Curator guidelines about made-up names

Thanks, laying out the arguments here once and not having to repeat it on the countless flags seems like a good idea, if @raymie is willing to accept the result?

Since raymie has chimed in and referenced some of the particulars, here’s detailed background information:

The project which explicitly attempts to create English and French names for all species in Canada if they don’t already have one (full list of names available for download as an Excel spreadsheet):
https://www.wildspecies.ca/common-names

NatureServe imported some of these names, where they’re visible on their Explorer tool. This is the source raymie has been citing recently:
https://explorer.natureserve.org/

My interest is in spiders, so I can speak about the systemic quality issues in the made-up spider names. I suspect quality varies, e.g. I expect the bird names were just copied from the AOS names, so those are probably fine. But the spider names have (at least) the following issues:

  • new common names created for species which already have common names
  • new common names which duplicate existing common names of other species, e.g. “Striped Fishing Spider” for Dolomedes striatus when D. scriptus is already known by that name
  • missed species and genera (I don’t even agree with the goal to create names for all the species, but the sloppiness pains me. They made names for all 400 dwarf spiders in Canada and then missed a whole genus of Wolf Spiders.)
  • overly generic names (e.g. “Common Orbweaver”, “Eurasian Wolf Spider”)
  • naming families after characteristics unique to one genus, e.g. “Feather-legged Triangleweaver” for Uloborus glomosus when the genus Hyptiotes are the only triangleweavers in the family (the other genera all do full orb-webs)
  • names badly calqued from the scientific name, e.g. “Pink Orbweaver” for Eustala rosae, which is neither pink nor associated with roses - it was “Named in honor of Mrs. Rose Berlin of Salt Lake City who was a member of the collecting party.” (quote from the paper which named the species).

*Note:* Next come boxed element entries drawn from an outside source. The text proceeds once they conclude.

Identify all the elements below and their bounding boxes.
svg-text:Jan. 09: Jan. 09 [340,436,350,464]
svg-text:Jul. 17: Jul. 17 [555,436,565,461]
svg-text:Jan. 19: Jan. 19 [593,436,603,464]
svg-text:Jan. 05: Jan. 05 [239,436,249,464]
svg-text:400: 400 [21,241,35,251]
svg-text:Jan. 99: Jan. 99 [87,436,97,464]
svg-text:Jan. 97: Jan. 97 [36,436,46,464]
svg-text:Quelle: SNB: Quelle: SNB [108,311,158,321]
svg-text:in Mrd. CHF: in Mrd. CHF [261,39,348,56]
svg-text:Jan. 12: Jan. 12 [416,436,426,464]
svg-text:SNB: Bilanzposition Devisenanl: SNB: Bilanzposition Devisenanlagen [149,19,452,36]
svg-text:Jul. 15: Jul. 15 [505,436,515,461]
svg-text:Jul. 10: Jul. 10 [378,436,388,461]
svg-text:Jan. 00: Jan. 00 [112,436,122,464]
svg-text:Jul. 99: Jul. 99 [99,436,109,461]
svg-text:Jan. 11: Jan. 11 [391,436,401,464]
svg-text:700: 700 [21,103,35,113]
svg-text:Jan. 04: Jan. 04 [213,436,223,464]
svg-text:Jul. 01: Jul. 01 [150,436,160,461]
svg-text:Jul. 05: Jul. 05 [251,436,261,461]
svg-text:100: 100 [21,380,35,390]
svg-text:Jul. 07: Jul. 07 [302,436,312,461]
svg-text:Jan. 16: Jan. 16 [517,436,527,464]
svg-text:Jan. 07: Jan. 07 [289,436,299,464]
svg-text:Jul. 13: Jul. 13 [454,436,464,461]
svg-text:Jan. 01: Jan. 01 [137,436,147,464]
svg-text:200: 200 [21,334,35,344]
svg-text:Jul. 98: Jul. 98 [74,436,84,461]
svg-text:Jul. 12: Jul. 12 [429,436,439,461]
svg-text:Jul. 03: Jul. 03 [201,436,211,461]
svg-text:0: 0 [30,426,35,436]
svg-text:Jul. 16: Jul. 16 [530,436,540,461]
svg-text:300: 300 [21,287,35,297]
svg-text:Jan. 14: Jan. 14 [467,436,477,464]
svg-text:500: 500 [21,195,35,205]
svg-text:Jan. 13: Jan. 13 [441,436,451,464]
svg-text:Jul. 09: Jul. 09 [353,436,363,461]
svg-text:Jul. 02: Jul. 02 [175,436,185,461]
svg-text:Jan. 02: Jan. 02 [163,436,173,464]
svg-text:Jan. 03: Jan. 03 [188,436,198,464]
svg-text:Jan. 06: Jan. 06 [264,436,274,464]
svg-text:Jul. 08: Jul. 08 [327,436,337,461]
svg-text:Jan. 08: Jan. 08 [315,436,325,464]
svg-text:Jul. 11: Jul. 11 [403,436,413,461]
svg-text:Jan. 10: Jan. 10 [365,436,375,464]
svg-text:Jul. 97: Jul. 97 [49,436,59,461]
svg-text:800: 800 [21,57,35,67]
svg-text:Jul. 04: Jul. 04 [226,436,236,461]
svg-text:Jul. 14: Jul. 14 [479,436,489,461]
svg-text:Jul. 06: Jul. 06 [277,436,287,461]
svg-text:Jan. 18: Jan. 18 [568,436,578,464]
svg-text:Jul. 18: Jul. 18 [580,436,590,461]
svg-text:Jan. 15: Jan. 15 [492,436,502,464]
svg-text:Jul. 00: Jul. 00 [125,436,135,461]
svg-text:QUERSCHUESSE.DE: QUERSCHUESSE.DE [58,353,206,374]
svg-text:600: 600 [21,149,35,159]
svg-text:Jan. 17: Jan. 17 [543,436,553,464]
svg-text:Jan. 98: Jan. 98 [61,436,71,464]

These are cherry-picked examples, but I think they faithfully demonstrate the systematic lack of care put into researching existing spider names and creating new ones.

You can download the full list in an Excel Spreadsheet from wildspaces.ca if you want to examine the names they came up with for taxa you know a lot about. I’m interested to hear whether the same sorts of issues exist in other taxa, and whether they’re more or less severe.

If the problems are as widespread as I suspect, it would probably be best to make a blanket ruling that names solely sourced from this list should not be added to iNaturalist so that they can be removed quickly if they are added to iNaturalist.